Sunday, December 18, 2011

Reflections On The State Of Music In 2011

or Why I Cannot Learn To Stop Worrying and Love Spotify

"It takes effort and most things, the more it hurts, the more it means…"
Frank Chimero commenting on The Tree Of Life

As true rock journalism has been replaced by blog/internet culture (which explains the ascendancy of the shoddy, short-sighted, pot-shot criticism of Pitchfork and their ilk) that seems to exist without correlation to rock history or lineage, it is as if many of the current rock “journalists” are so consumed with the post-modern tendency to simply link references rather than analyze with intelligence. It seems they cannot, or will not invest in the process of thoughtfully considering the work they are attempting to criticize beyond the most superficial of connective elements (again I’m looking at you Pitchfork).

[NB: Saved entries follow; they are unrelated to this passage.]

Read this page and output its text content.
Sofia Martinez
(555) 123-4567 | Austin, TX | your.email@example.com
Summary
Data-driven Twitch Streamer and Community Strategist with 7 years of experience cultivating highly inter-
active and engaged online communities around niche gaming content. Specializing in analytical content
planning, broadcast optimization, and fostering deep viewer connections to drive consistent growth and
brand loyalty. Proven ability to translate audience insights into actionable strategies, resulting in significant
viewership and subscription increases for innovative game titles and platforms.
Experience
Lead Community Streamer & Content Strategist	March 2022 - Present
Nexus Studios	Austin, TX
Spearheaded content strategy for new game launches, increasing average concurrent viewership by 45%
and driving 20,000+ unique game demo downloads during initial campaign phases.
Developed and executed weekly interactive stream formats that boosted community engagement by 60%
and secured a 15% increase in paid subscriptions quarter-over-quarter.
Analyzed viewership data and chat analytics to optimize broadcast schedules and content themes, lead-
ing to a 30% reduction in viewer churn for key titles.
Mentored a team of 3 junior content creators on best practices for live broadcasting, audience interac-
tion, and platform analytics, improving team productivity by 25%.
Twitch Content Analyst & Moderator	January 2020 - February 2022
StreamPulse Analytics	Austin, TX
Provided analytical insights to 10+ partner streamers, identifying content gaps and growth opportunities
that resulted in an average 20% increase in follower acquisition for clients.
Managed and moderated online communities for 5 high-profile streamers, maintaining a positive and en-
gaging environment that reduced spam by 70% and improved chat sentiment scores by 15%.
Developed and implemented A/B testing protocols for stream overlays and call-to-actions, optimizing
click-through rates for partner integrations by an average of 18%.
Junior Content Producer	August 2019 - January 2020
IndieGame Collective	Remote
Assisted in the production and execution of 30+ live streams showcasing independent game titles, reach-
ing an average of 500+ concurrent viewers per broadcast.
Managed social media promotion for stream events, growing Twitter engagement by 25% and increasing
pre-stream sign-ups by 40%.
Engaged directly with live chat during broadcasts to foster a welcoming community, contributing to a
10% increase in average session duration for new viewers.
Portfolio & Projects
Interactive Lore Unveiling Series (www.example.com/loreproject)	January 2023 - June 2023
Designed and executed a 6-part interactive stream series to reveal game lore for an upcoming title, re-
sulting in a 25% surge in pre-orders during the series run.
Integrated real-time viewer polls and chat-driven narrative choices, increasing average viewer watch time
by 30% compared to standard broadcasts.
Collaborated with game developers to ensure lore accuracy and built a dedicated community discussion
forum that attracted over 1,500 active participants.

Perhaps this tendency to connect rather than analyze is due in part to the entire catalogue of recorded music literally becoming available at your fingertips. This unprecedented access brings with it a wholly modern problem – access without filter; without a way to navigate this bottomless pit of history the rock journalist of today can merely attempt to connect like-objects in an attempt to plot a course in the wake of the collapse of the music industry. This is why I cannot learn to stop worrying and love Spotify—the discrepancy between access and education, breakneck opportunity and analytic understanding is staggering.

Yes, it is a dream to be able to access anything in the realm of music, but what are we losing? Unfettered musical access at the speed of light often causes surface dismissal, on-to-the-next-thing, shallow interaction (the topic of recent book TheShallows: What The Internet Is Doing To Our Brains). Rock criticism has now become similar to Tumblr, but for music—a rapid succession of images that “look” significant or rather become symbols for significance rather than doors to deeper, more meaningful interaction. In short, many members of youthful audiences can discern what significance “looks like”, but cannot elucidate why those images/peoples/texts/musics are actually significant. Imagine if you applied this method of criticism to other forms of art: if art history courses were only constructed as Tumblr-style image sequences without discourse and crucial support/contextual information; that the annals of film were only a series of YouTube clips; that the vast history of literature were only brief sentence summaries or worse, context-free quotations (this already is the only way that most young people interact with the classics—through Tumblr-loaded quotes or Disney-fied movie versions).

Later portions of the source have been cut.